Torrens-Burton Anna, Goss Silvia, Sutton Eileen, Barawi Kali, Longo Mirella, Seddon Kathy, Carduff Emma, Farnell Damian J J, Nelson Annmarie, Byrne Anthony, Phillips Rhiannon, Selman Lucy E, Harrop Emily
PRIME Centre Wales, Division of Population Medicine, School of Medicine, Cardiff University, Cardiff, UK.
Marie Curie Palliative Care Research Centre, Division of Population Medicine, School of Medicine, Cardiff University, Cardiff, UK.
Palliat Care Soc Pract. 2022 Apr 19;16:26323524221092456. doi: 10.1177/26323524221092456. eCollection 2022.
The COVID-19 pandemic has been a devastating, mass bereavement event characterised by high levels of disruption to end-of-life, grieving and coping processes.

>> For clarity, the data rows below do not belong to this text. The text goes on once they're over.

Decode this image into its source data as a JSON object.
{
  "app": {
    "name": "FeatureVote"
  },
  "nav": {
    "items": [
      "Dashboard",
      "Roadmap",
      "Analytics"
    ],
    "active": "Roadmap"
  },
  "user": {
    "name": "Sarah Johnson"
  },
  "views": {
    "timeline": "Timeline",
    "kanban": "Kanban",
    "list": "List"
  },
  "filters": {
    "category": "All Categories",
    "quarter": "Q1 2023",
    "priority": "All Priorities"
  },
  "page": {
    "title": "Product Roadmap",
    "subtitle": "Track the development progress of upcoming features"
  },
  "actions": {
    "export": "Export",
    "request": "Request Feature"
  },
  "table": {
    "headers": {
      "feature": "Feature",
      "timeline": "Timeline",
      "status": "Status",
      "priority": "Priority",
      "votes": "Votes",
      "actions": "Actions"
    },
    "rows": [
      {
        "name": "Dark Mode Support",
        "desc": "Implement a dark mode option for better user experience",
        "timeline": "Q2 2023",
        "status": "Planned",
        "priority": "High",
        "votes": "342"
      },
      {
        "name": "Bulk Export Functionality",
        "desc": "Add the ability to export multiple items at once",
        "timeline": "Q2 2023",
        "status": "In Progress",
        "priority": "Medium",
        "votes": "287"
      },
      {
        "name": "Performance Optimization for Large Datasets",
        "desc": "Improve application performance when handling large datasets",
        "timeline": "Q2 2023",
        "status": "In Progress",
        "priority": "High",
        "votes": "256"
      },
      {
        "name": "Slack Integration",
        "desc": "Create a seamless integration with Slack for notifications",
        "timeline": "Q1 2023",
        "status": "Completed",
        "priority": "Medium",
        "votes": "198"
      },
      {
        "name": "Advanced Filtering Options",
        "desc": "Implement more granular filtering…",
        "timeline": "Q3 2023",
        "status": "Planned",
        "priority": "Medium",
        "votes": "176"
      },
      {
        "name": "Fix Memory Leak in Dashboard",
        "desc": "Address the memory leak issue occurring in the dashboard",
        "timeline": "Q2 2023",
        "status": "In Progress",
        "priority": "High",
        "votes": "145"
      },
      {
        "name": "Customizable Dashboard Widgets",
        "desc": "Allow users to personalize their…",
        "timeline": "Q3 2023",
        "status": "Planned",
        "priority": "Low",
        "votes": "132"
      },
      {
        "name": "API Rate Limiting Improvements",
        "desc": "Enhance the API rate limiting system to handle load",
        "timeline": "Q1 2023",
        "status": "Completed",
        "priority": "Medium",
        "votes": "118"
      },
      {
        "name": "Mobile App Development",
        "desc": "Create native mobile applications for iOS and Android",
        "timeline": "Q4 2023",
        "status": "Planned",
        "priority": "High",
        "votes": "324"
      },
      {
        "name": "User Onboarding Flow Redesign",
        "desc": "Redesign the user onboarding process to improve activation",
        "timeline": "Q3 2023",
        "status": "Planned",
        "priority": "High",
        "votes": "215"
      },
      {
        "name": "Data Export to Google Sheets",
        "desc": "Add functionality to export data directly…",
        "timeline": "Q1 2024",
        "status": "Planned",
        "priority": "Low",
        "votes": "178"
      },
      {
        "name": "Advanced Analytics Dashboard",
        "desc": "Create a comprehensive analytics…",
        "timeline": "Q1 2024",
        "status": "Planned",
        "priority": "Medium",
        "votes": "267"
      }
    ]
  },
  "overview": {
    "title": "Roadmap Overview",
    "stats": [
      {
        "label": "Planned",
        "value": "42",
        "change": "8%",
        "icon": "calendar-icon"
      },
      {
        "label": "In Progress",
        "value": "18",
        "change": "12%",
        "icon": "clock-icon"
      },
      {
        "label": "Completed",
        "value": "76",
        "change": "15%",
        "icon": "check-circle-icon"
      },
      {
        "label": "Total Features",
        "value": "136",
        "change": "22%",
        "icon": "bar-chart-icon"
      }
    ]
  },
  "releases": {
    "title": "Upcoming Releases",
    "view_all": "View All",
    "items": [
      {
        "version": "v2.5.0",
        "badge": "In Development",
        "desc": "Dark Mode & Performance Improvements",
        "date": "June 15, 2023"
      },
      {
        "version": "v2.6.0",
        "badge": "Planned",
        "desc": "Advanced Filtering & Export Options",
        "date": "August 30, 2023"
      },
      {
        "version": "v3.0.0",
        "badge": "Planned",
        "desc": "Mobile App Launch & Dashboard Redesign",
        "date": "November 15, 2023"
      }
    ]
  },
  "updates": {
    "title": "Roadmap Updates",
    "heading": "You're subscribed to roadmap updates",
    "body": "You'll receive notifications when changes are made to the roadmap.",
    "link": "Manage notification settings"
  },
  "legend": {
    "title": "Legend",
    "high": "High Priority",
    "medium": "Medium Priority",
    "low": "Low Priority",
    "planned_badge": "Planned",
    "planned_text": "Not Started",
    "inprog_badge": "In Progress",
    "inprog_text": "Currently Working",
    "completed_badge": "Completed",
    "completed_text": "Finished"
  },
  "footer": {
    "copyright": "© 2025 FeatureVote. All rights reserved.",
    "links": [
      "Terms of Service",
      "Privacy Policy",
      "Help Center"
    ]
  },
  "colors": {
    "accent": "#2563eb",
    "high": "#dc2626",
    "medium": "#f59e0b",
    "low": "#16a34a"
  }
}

Quantitative evidence is emerging on the effects of the pandemic on grief outcomes, but rich qualitative evidence on the lived experiences of people bereaved during these times is lacking.
We analysed qualitative data from two independent UK-wide online surveys to describe the experiences of 881 people bereaved during the pandemic. We analysed the data in two phases, conducting an inductive thematic analysis and then applying Stroebe and Schut's Dual Process Model (DPM) and concepts of loss-oriented and restoration-oriented coping (1999; 2010) as an analytic lens to further contextualise and interpret the data.
We identified six main themes: troubled deaths; mourning, memorialisation and death administration; mass bereavement, the media and the ongoing threat of the pandemic; grieving and coping; work and employment; and support from the health and social care system. Examples of loss-oriented stressors included being unable to visit and say goodbye at the end of life and restricted funeral and memorialisation practices. Associated reactions were feelings of guilt, anger, and problems accepting the death and beginning to grieve. Examples of restoration-oriented stressors and reactions were severely curtailed support-systems and social/recreational activities, which impacted people's ability to cope.
Study results demonstrate the exceptionally difficult sets of experiences associated with pandemic bereavement, and the utility of the DPM for conceptualising these additional challenges and their impacts on grieving. Our analysis builds and expands on previous use of the DPM in explicating the impact of the pandemic on bereavement. We make recommendations for statutory, private and third sector organisations for improving the experiences of people bereaved during and following this and future pandemics.
新冠疫情是一场毁灭性的大规模丧亲事件,其特点是临终、悲伤和应对过程受到高度干扰。关于疫情对悲伤结果影响的定量证据正在出现,但缺乏关于这段时期丧亲者生活经历的丰富定性证据。
我们分析了来自英国全国范围内两项独立在线调查的定性数据,以描述881名在疫情期间丧亲者的经历。我们分两个阶段分析数据,先进行归纳主题分析,然后应用斯特罗贝和舒特的双重过程模型(DPM)以及丧失导向和恢复导向应对的概念(1999年;2010年)作为分析视角,以进一步将数据置于背景中并进行解读。
我们确定了六个主要主题:麻烦的死亡;哀悼、纪念和死亡管理;大规模丧亲、媒体和疫情的持续威胁;悲伤和应对;工作与就业;以及来自健康和社会护理系统的支持。丧失导向压力源的例子包括临终时无法探视和道别,以及葬礼和纪念活动受到限制。相关反应包括内疚、愤怒的情绪,以及难以接受死亡和开始悲伤。恢复导向压力源和反应的例子包括支持系统和社交/娱乐活动大幅减少,这影响了人们的应对能力。
研究结果表明,与疫情丧亲相关的经历异常艰难,以及DPM在概念化这些额外挑战及其对悲伤的影响方面的效用。我们的分析在之前使用DPM解释疫情对丧亲影响的基础上进行了拓展。我们为法定、私营和第三部门组织提出建议,以改善在此及未来疫情期间和之后丧亲者的经历。